- Rep. Jamie Raskin says "it's shocking" that Republicans are refusing to comply with the Jan. 6 investigation.
- Several Republican lawmakers who were issued subpoenas have pushed back against the House select committee.
- Raskin told Insider that Republicans refusal to cooperate will undermine the investigation.
Democratic Rep. Jamie Raskin of Maryland pushed back on Republican lawmakers who are refusing to cooperate with the House select committee's investigation into the January 6 attack on the Capitol, saying it is unjustifiable.
"It's shocking to me that members of Congress would not want to participate," Raskin, who is a member of the House select committee, told Insider on Friday. "They have an opportunity to plead the Fifth Amendment if they think something they might say would incriminate themselves."
He added: "There's no justification for anyone to blow off the committee."
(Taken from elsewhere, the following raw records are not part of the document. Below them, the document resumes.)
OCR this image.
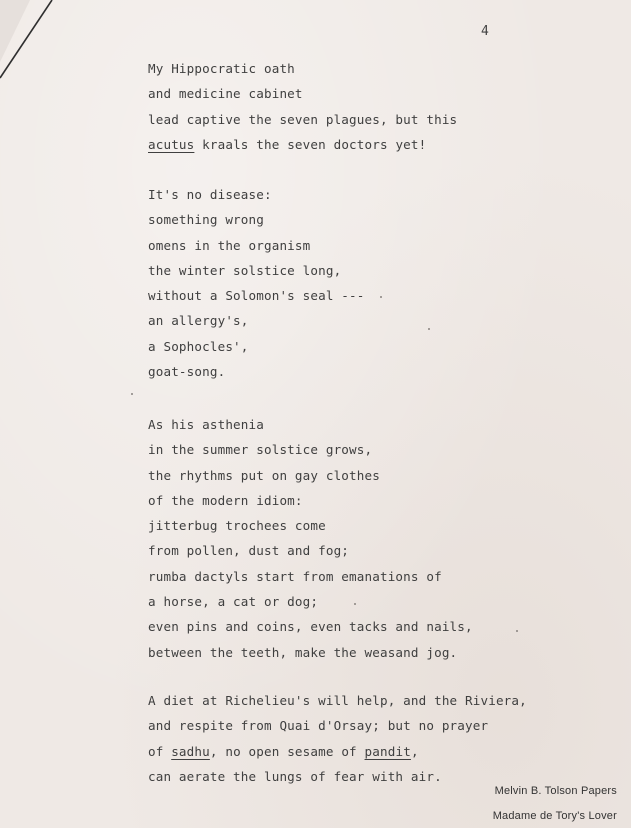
4
My Hippocratic oath
and medicine cabinet
lead captive the seven plagues, but this
acutus kraals the seven doctors yet!
It's no disease:
something wrong
omens in the organism
the winter solstice long,
without a Solomon's seal ---
an allergy's,
a Sophocles',
goat-song.
As his asthenia
in the summer solstice grows,
the rhythms put on gay clothes
of the modern idiom:
jitterbug trochees come
from pollen, dust and fog;
rumba dactyls start from emanations of
a horse, a cat or dog;
even pins and coins, even tacks and nails,
between the teeth, make the weasand jog.
A diet at Richelieu's will help, and the Riviera,
and respite from Quai d'Orsay; but no prayer
of sadhu, no open sesame of pandit,
can aerate the lungs of fear with air.
Melvin B. Tolson Papers
Madame de Tory's Lover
Raskin's remarks come after The New York Times reported on Thursday that House Minority Leader Kevin McCarthy, and Reps. Scott Perry of Pennsylvania, Jim Jordan of Ohio, and Andy Biggs of Arizona have all signaled that they would not comply with the committee's subpoenas.
Perry, Biggs and Jordan were summoned to testify before the committee. McCarthy and Republican Rep. Mo Brooks of Alabama, were expected to testify next week.
Brooks did not respond to Insider's request for comment about whether he will comply with the committee's subpoena.
The Times reported that McCarthy filed a court brief in response to the subpoena and argued that it was illegitimate. The other lawmakers sent letters to the committee objecting to the congressional investigation.
In response, the House could vote to hold these lawmakers in criminal contempt and then make a referral to Justice Department, as it recently did with two former Trump advisers. Another option would be to ask a federal court to enforce the subpoena. It's not yet clear whether the House will take either of these actions.
Raskin told Insider that Republicans' resistance to participate in the investigation will "undermine the comprehensiveness of our investigation inevitably."
"We do have a lot of testimony, but we obviously would prefer to hear from people who were actors in different parts of the relevant events," he said.
The House select committee is expected to hold several public hearings on its findings around the January 6 riot starting on June 9.
Lawmakers on the House select committee previously stated that they wanted to know information from these Republican lawmakers that pertained to the events around the January 6 attack on the Capitol.
"We'll tell the story about what happened. We will use a combination of witnesses, exhibits, things that we have — to the tens of thousands of exhibits we've interviewed and looked at as well as the hundreds of witnesses we deposed or just talked to in general," Rep. Bennie Thompson, a Democrat who chairs the committee, told reporters last month.